EGFR blockade in downsizing settings has improved conversion and resection rates in RAS wild-type patients. Anti-angiogenic therapies like Bevacizumab have also been studied in this context, showing increased resection rates and progression-free survival. The choice between EGFR blockade and anti-angiogenic treatment is complex and influenced by factors like RAS status and primary tumor sidedness.
In addition to systemic agents, locoregional chemotherapy delivered intra-arterially offers an alternative approach. It involves hepatic arterial infusion (HAI) chemotherapy and transarterial delivery of Irinotecaan-coated beads (DEBIRI). HAI chemotherapy capitalizes on the predominantly arterial blood supply to colorectal liver metastases, facilitating high intrahepatic drug concentrations while minimizing systemic exposure. While early reports suggested survival benefits with HAI, particularly with newer agents like Oxaliplatin HAI, subsequent trials reported mixed findings.
DEBIRI involves transarterial delivery of Irinotecan-coated beads, offering prolonged antineoplastic effects. The mechanism of DEBIRI presents a paradox: while administered intra-arterially for a regional effect, Irinotecan requires activation in healthy liver parenchyma to its active form. Clinical experience with DEBIRI has shown promising outcomes, with overall response rates of 56 percent of patients typically having undergone multiple prior chemotherapy lines.
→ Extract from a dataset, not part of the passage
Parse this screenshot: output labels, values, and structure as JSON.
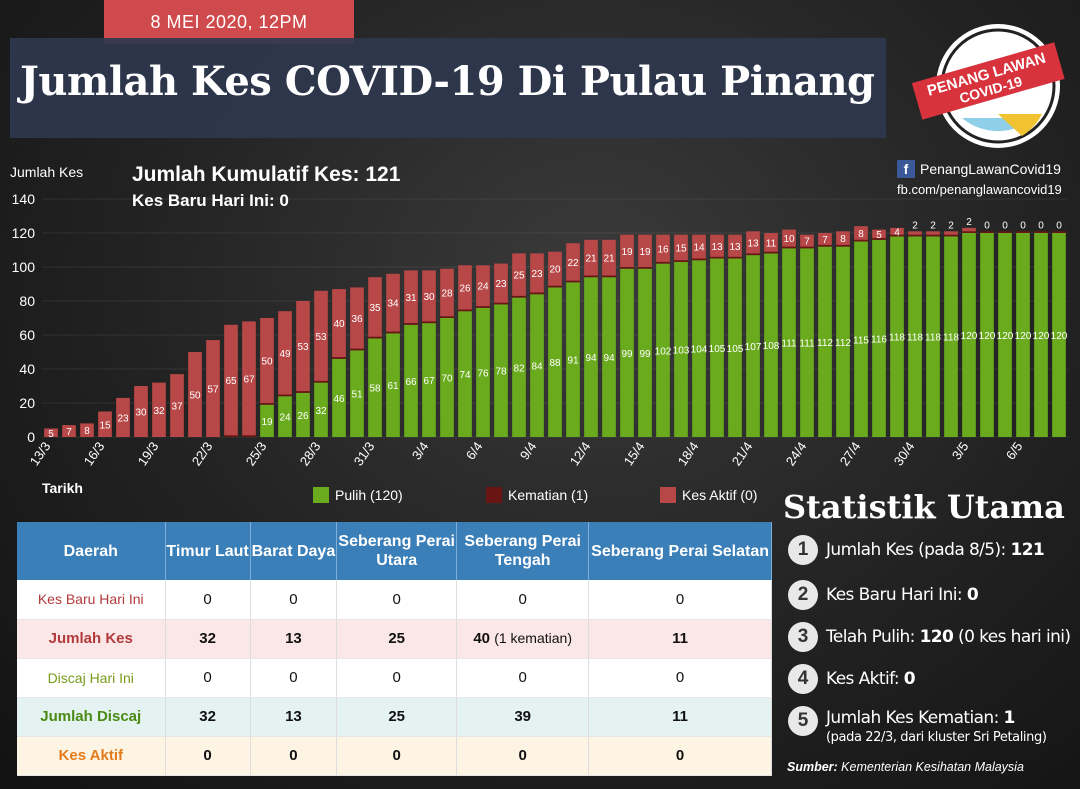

Radiation-based therapies like SIRT and SBRT offer options for treating unresectable colorectal liver metastases. SIRT delivers radioactive microspheres to tumors via the arterial blood supply, but recent trials have not shown an overall survival benefit. SBRT, on the other hand, delivers precise radiation directly to tumors, showing promising outcomes in terms of overall and progression-free survival. However, interpreting SBRT effectiveness is complex due to variations in study populations and techniques, and recruitment to trials can be challenging. More research is needed to clarify SRBT’s role and potential synergies with other treatments.
Hepatic resection is the primary therapy for colorectal liver metastases (CRLM), defined as complete gross removal while retaining sufficient liver function. Anatomical resections are favored for their better margin status and improved survival compared to wedge resections. Portal vein embolization can extend resectability by inducing liver hypertrophy. Survival rates post-resection range from 28 to 50 percent, with low perioperative mortality and morbidity. Despite potential cures, recurrence is standard, with prognostic factors including CEA level, disease-free interval, and tumor characteristics. Recurrent disease often requires re-resection, feasible in 20 to 30 percent of cases with outcomes similar to primary resection. The role of surgery remains pivotal, offering prolonged survival and sometimes a chance for curer, especially when integrated with systemic treatments.
Conclusion:
Advancements in the management of metastatic colorectal cancer in the liver have led to improved outcomes. A multidisciplinary approach, including modern chemotherapy and refined surgical techniques, is critical. Perioperative chemotherapy, especially FOLFOX4, is preferred for resectable metastases, while adjuvant chemotherapy is an option post-surgery. Conversion chemotherapy FOLFIRINOX is used for initially unresectable cases. Palliative chemotherapy, possibly with targeted agents, is standard for unresectable metastases. Further research will define the role of targeted therapy in the neoadjuvant setting. Continued investigation into more effective regimens and innovative techniques is crucial for enhancing outcomes.